Martin Kettle 

Rolando Villazón review – careful, unexpected Mozart reaps dividends

The big-name Mexican tenor's programme of neglected Mozart arias was a convincingly sincere reinvention, writes Martin Kettle
  
  

Rolando Villazón
'Grew in plausibility' … tenor Rolando Villazón. Photograph: Richard Saker Photograph: Richard Saker

Sometimes one heads to a concert alert with uncertainty about the event. For example, here was one of the big-name lyric tenor charmers popping up in the relative intimacy of Cadogan Hall, in a programme of Mozart, not the Italian warhorses. And he was singing not even mainstream operatic Mozart, but concert arias that mostly remain on the margins of the repertoire.
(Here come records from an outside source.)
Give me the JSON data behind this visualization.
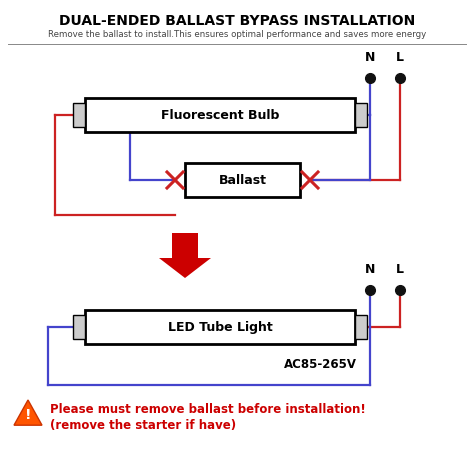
{
  "title": "DUAL-ENDED BALLAST BYPASS INSTALLATION",
  "subtitle": "Remove the ballast to install.This ensures optimal performance and saves more energy",
  "warning_line1": "Please must remove ballast before installation!",
  "warning_line2": "(remove the starter if have)",
  "ac_voltage": "AC85-265V",
  "fluorescent_label": "Fluorescent Bulb",
  "ballast_label": "Ballast",
  "led_label": "LED Tube Light",
  "N_label": "N",
  "L_label": "L",
  "bg_color": "#ffffff",
  "title_color": "#000000",
  "subtitle_color": "#444444",
  "red_wire": "#cc2222",
  "blue_wire": "#4444cc",
  "warning_color": "#cc0000",
  "box_edge": "#000000",
  "arrow_color": "#cc0000",
  "dot_color": "#111111",
  "separator_color": "#888888",
  "pin_color": "#cccccc",
  "tri_fill": "#ff5500",
  "tri_edge": "#cc3300"
}
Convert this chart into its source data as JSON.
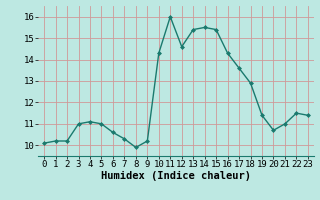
{
  "x": [
    0,
    1,
    2,
    3,
    4,
    5,
    6,
    7,
    8,
    9,
    10,
    11,
    12,
    13,
    14,
    15,
    16,
    17,
    18,
    19,
    20,
    21,
    22,
    23
  ],
  "y": [
    10.1,
    10.2,
    10.2,
    11.0,
    11.1,
    11.0,
    10.6,
    10.3,
    9.9,
    10.2,
    14.3,
    16.0,
    14.6,
    15.4,
    15.5,
    15.4,
    14.3,
    13.6,
    12.9,
    11.4,
    10.7,
    11.0,
    11.5,
    11.4
  ],
  "line_color": "#1a7a6e",
  "marker": "D",
  "marker_size": 2.0,
  "bg_color": "#bde8e2",
  "grid_color": "#d09898",
  "xlabel": "Humidex (Indice chaleur)",
  "xlabel_fontsize": 7.5,
  "ylim": [
    9.5,
    16.5
  ],
  "xlim": [
    -0.5,
    23.5
  ],
  "yticks": [
    10,
    11,
    12,
    13,
    14,
    15,
    16
  ],
  "xticks": [
    0,
    1,
    2,
    3,
    4,
    5,
    6,
    7,
    8,
    9,
    10,
    11,
    12,
    13,
    14,
    15,
    16,
    17,
    18,
    19,
    20,
    21,
    22,
    23
  ],
  "tick_fontsize": 6.5
}
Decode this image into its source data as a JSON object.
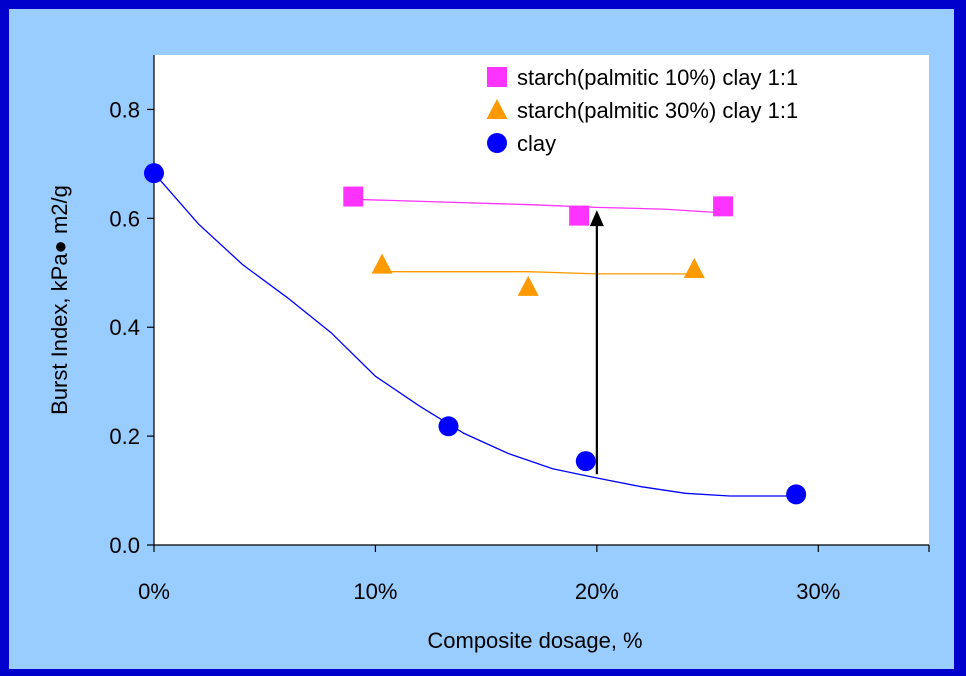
{
  "chart_data": {
    "type": "scatter",
    "title": "",
    "xlabel": "Composite dosage, %",
    "ylabel": "Burst Index, kPa● m2/g",
    "xlim": [
      0,
      0.35
    ],
    "ylim": [
      0,
      0.9
    ],
    "x_ticks": [
      0,
      0.1,
      0.2,
      0.3
    ],
    "x_tick_labels": [
      "0%",
      "10%",
      "20%",
      "30%"
    ],
    "y_ticks": [
      0,
      0.2,
      0.4,
      0.6,
      0.8
    ],
    "y_tick_labels": [
      "0.0",
      "0.2",
      "0.4",
      "0.6",
      "0.8"
    ],
    "grid": false,
    "legend_position": "top-right",
    "series": [
      {
        "name": "starch(palmitic 10%) clay 1:1",
        "marker": "square",
        "color": "#ff33ff",
        "points": [
          [
            0.09,
            0.64
          ],
          [
            0.192,
            0.605
          ],
          [
            0.257,
            0.622
          ]
        ],
        "trend": [
          [
            0.09,
            0.635
          ],
          [
            0.13,
            0.63
          ],
          [
            0.17,
            0.625
          ],
          [
            0.2,
            0.62
          ],
          [
            0.23,
            0.617
          ],
          [
            0.257,
            0.61
          ]
        ]
      },
      {
        "name": "starch(palmitic 30%) clay 1:1",
        "marker": "triangle",
        "color": "#ff9900",
        "points": [
          [
            0.103,
            0.515
          ],
          [
            0.169,
            0.474
          ],
          [
            0.244,
            0.507
          ]
        ],
        "trend": [
          [
            0.103,
            0.502
          ],
          [
            0.169,
            0.502
          ],
          [
            0.2,
            0.498
          ],
          [
            0.244,
            0.498
          ]
        ]
      },
      {
        "name": "clay",
        "marker": "circle",
        "color": "#0000ff",
        "points": [
          [
            0,
            0.683
          ],
          [
            0.133,
            0.218
          ],
          [
            0.195,
            0.154
          ],
          [
            0.29,
            0.093
          ]
        ],
        "trend": [
          [
            0,
            0.683
          ],
          [
            0.02,
            0.59
          ],
          [
            0.04,
            0.515
          ],
          [
            0.06,
            0.455
          ],
          [
            0.08,
            0.39
          ],
          [
            0.1,
            0.31
          ],
          [
            0.12,
            0.255
          ],
          [
            0.14,
            0.205
          ],
          [
            0.16,
            0.168
          ],
          [
            0.18,
            0.14
          ],
          [
            0.2,
            0.123
          ],
          [
            0.22,
            0.107
          ],
          [
            0.24,
            0.095
          ],
          [
            0.26,
            0.09
          ],
          [
            0.29,
            0.09
          ]
        ]
      }
    ],
    "annotations": [
      {
        "type": "arrow",
        "from": [
          0.2,
          0.13
        ],
        "to": [
          0.2,
          0.615
        ],
        "color": "#000000"
      }
    ]
  }
}
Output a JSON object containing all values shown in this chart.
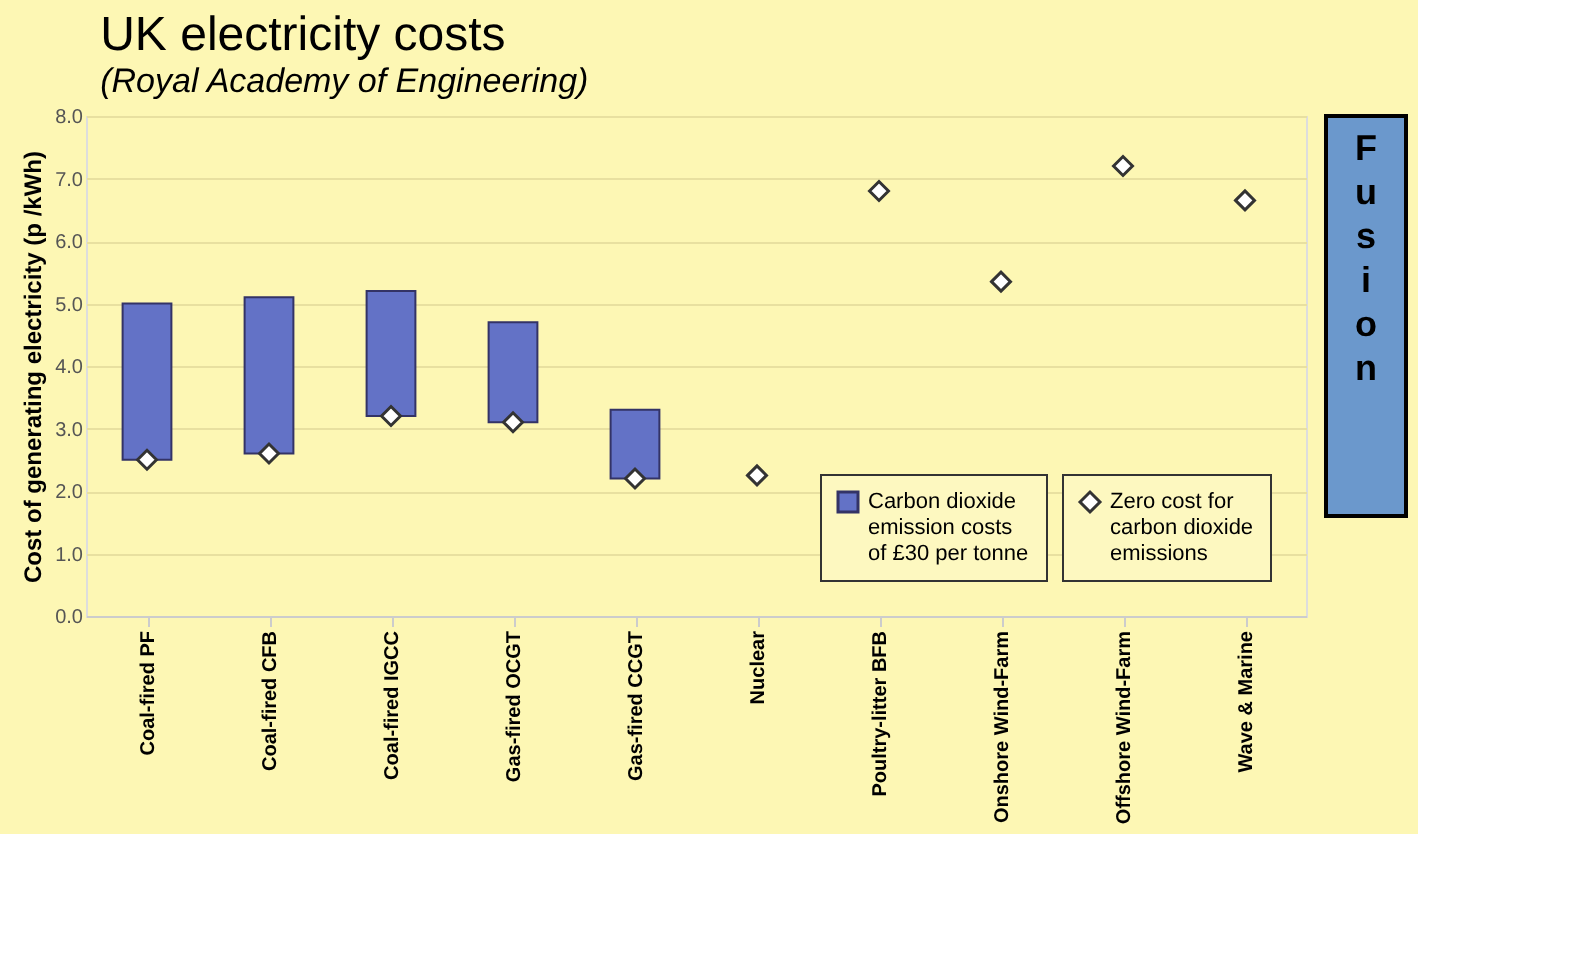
{
  "chart_data": {
    "type": "bar",
    "title": "UK electricity costs",
    "subtitle": "(Royal Academy of Engineering)",
    "ylabel": "Cost of generating electricity (p /kWh)",
    "categories": [
      "Coal-fired PF",
      "Coal-fired CFB",
      "Coal-fired IGCC",
      "Gas-fired OCGT",
      "Gas-fired CCGT",
      "Nuclear",
      "Poultry-litter BFB",
      "Onshore Wind-Farm",
      "Offshore Wind-Farm",
      "Wave & Marine"
    ],
    "series": [
      {
        "name": "Carbon dioxide emission costs of £30 per tonne",
        "color": "#6372c6",
        "base": [
          2.5,
          2.6,
          3.2,
          3.1,
          2.2,
          null,
          null,
          null,
          null,
          null
        ],
        "values": [
          2.5,
          2.5,
          2.0,
          1.6,
          1.1,
          null,
          null,
          null,
          null,
          null
        ]
      },
      {
        "type": "scatter",
        "name": "Zero cost for carbon dioxide emissions",
        "color": "#ffffff",
        "marker": "diamond",
        "values": [
          2.5,
          2.6,
          3.2,
          3.1,
          2.2,
          2.25,
          6.8,
          5.35,
          7.2,
          6.65
        ]
      }
    ],
    "ylim": [
      0,
      8
    ],
    "yticks": [
      {
        "value": 0,
        "label": "0.0"
      },
      {
        "value": 1,
        "label": "1.0"
      },
      {
        "value": 2,
        "label": "2.0"
      },
      {
        "value": 3,
        "label": "3.0"
      },
      {
        "value": 4,
        "label": "4.0"
      },
      {
        "value": 5,
        "label": "5.0"
      },
      {
        "value": 6,
        "label": "6.0"
      },
      {
        "value": 7,
        "label": "7.0"
      },
      {
        "value": 8,
        "label": "8.0"
      }
    ],
    "grid": "y",
    "legend": "bottom right",
    "annotations": [
      "Fusion"
    ]
  }
}
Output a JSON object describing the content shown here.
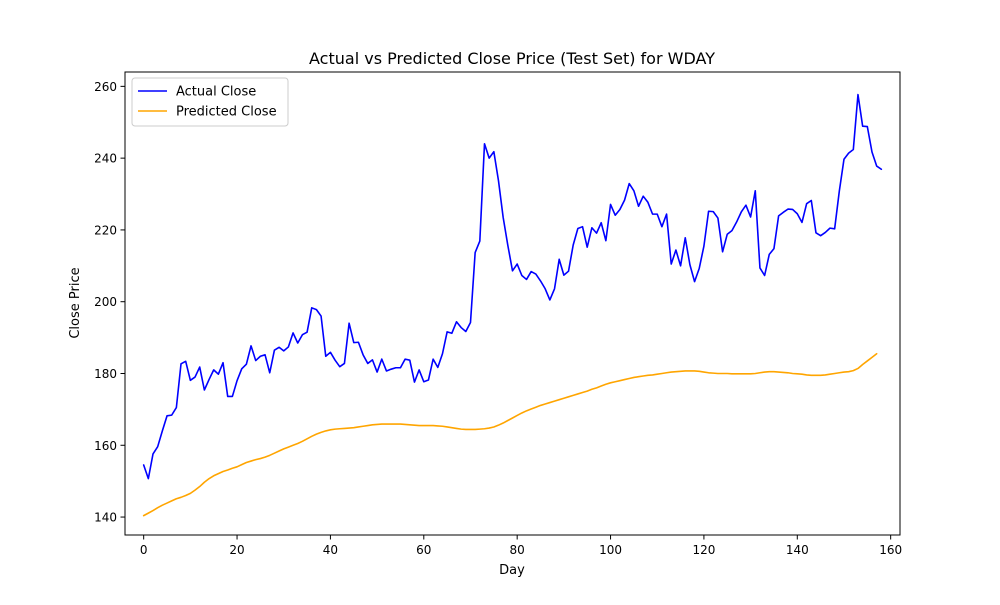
{
  "chart_data": {
    "type": "line",
    "title": "Actual vs Predicted Close Price (Test Set) for WDAY",
    "xlabel": "Day",
    "ylabel": "Close Price",
    "xlim": [
      -4,
      162
    ],
    "ylim": [
      135,
      264
    ],
    "xticks": [
      0,
      20,
      40,
      60,
      80,
      100,
      120,
      140,
      160
    ],
    "yticks": [
      140,
      160,
      180,
      200,
      220,
      240,
      260
    ],
    "grid": false,
    "legend_position": "top-left",
    "series": [
      {
        "name": "Actual Close",
        "color": "#0000ff",
        "values": [
          154.5,
          150.7,
          157.6,
          159.6,
          164.0,
          168.2,
          168.4,
          170.5,
          182.7,
          183.4,
          178.1,
          179.0,
          181.8,
          175.4,
          178.3,
          181.0,
          179.8,
          183.0,
          173.6,
          173.6,
          178.0,
          181.3,
          182.6,
          187.7,
          183.6,
          184.8,
          185.2,
          180.2,
          186.5,
          187.3,
          186.3,
          187.4,
          191.3,
          188.5,
          190.8,
          191.5,
          198.3,
          197.8,
          196.0,
          184.8,
          185.9,
          183.7,
          181.9,
          182.8,
          194.0,
          188.6,
          188.7,
          185.2,
          182.8,
          183.8,
          180.4,
          184.0,
          180.7,
          181.2,
          181.6,
          181.6,
          184.0,
          183.7,
          177.6,
          181.0,
          177.7,
          178.2,
          184.0,
          181.7,
          185.5,
          191.6,
          191.2,
          194.4,
          192.8,
          191.7,
          194.2,
          213.7,
          216.9,
          244.0,
          240.0,
          241.8,
          233.7,
          223.5,
          215.7,
          208.6,
          210.5,
          207.3,
          206.2,
          208.4,
          207.7,
          205.8,
          203.6,
          200.5,
          203.6,
          211.8,
          207.4,
          208.5,
          215.8,
          220.4,
          220.9,
          215.2,
          220.6,
          219.1,
          222.0,
          217.0,
          227.1,
          224.1,
          225.7,
          228.3,
          232.9,
          230.9,
          226.6,
          229.4,
          227.7,
          224.4,
          224.4,
          220.9,
          224.4,
          210.5,
          214.4,
          210.0,
          217.8,
          210.3,
          205.6,
          209.3,
          215.5,
          225.2,
          225.1,
          223.3,
          213.9,
          218.8,
          219.8,
          222.2,
          225.0,
          226.9,
          223.6,
          230.9,
          209.4,
          207.3,
          213.2,
          214.8,
          223.9,
          224.9,
          225.8,
          225.7,
          224.5,
          222.1,
          227.3,
          228.2,
          219.2,
          218.4,
          219.3,
          220.5,
          220.3,
          230.8,
          239.7,
          241.4,
          242.4,
          257.7,
          248.9,
          248.8,
          241.7,
          237.8,
          236.9
        ]
      },
      {
        "name": "Predicted Close",
        "color": "#ffa500",
        "values": [
          140.4,
          141.1,
          141.8,
          142.6,
          143.3,
          143.9,
          144.5,
          145.1,
          145.5,
          146.0,
          146.6,
          147.5,
          148.5,
          149.7,
          150.7,
          151.5,
          152.1,
          152.7,
          153.1,
          153.6,
          154.0,
          154.6,
          155.2,
          155.6,
          156.0,
          156.3,
          156.7,
          157.2,
          157.8,
          158.4,
          159.0,
          159.5,
          160.0,
          160.5,
          161.1,
          161.8,
          162.5,
          163.1,
          163.6,
          164.0,
          164.3,
          164.5,
          164.6,
          164.7,
          164.8,
          164.9,
          165.1,
          165.3,
          165.5,
          165.7,
          165.8,
          165.9,
          165.9,
          165.9,
          165.9,
          165.9,
          165.8,
          165.7,
          165.6,
          165.5,
          165.5,
          165.5,
          165.5,
          165.4,
          165.3,
          165.1,
          164.9,
          164.7,
          164.5,
          164.4,
          164.4,
          164.4,
          164.5,
          164.6,
          164.8,
          165.1,
          165.6,
          166.2,
          166.9,
          167.6,
          168.3,
          169.0,
          169.6,
          170.1,
          170.6,
          171.1,
          171.5,
          171.9,
          172.3,
          172.7,
          173.1,
          173.5,
          173.9,
          174.3,
          174.7,
          175.1,
          175.6,
          176.0,
          176.5,
          177.0,
          177.4,
          177.7,
          178.0,
          178.3,
          178.6,
          178.9,
          179.1,
          179.3,
          179.5,
          179.6,
          179.8,
          180.0,
          180.2,
          180.4,
          180.5,
          180.6,
          180.7,
          180.7,
          180.7,
          180.6,
          180.4,
          180.2,
          180.1,
          180.0,
          180.0,
          180.0,
          179.9,
          179.9,
          179.9,
          179.9,
          179.9,
          180.0,
          180.2,
          180.4,
          180.5,
          180.5,
          180.4,
          180.3,
          180.2,
          180.0,
          179.9,
          179.8,
          179.6,
          179.5,
          179.5,
          179.5,
          179.6,
          179.8,
          180.0,
          180.2,
          180.4,
          180.5,
          180.8,
          181.4,
          182.5,
          183.5,
          184.5,
          185.5
        ]
      }
    ]
  }
}
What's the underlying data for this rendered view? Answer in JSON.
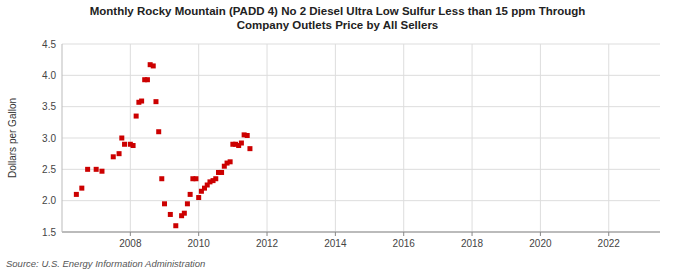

Yet if Rolando Villazón is no longer the new Domingo, he is perhaps the new Villazón. Nowadays, the personable Mexican tenor is tiptoeing more carefully around the repertoire. But this concert with the 31-strong Basel Chamber Orchestra, directed by Florian Donderer, grew in plausibility. By the end, it felt like a serious reinvention project, well executed by a singer of note, to illuminate neglected arias by someone who never wrote anything that can be overlooked.

Villazón started with Si mostra la sorte from 1775 – dark in tone, well judged as a warm-up. It was followed by the more ambitious Per pietà, non ricercate and Misero! O sogno, both from the Vienna years, more dramatically ambitious and demanding pieces, the weight of the Villazón voice beginning to adjust to the composer's demands, but not yet fully tested.

That test came in the second half, in which Villazón sang three concert arias, each preceded by a well-played movement from Mozart's Prague symphony. It was a curious arrangement, but each one was a gem, starting with the youthful Va, dal furor portata, Mozart's first published vocal work, full of coloratura virtuosity and written in Chelsea, just down the road from the venue, when he was nine. Then came the more maturely finished Dove mai trovar quel ciglio from 1784, a witty operatic piece that felt like an aria for a tenor Papageno, delivered with great character, and finally Or che il dover, elegantly confident, rising to a ringing anthem of praise to the archbishop of Salzburg. The more demanding the arias got, the more Villazón gave. And with it, the evening passed from the merely dutiful to the increasingly convincing.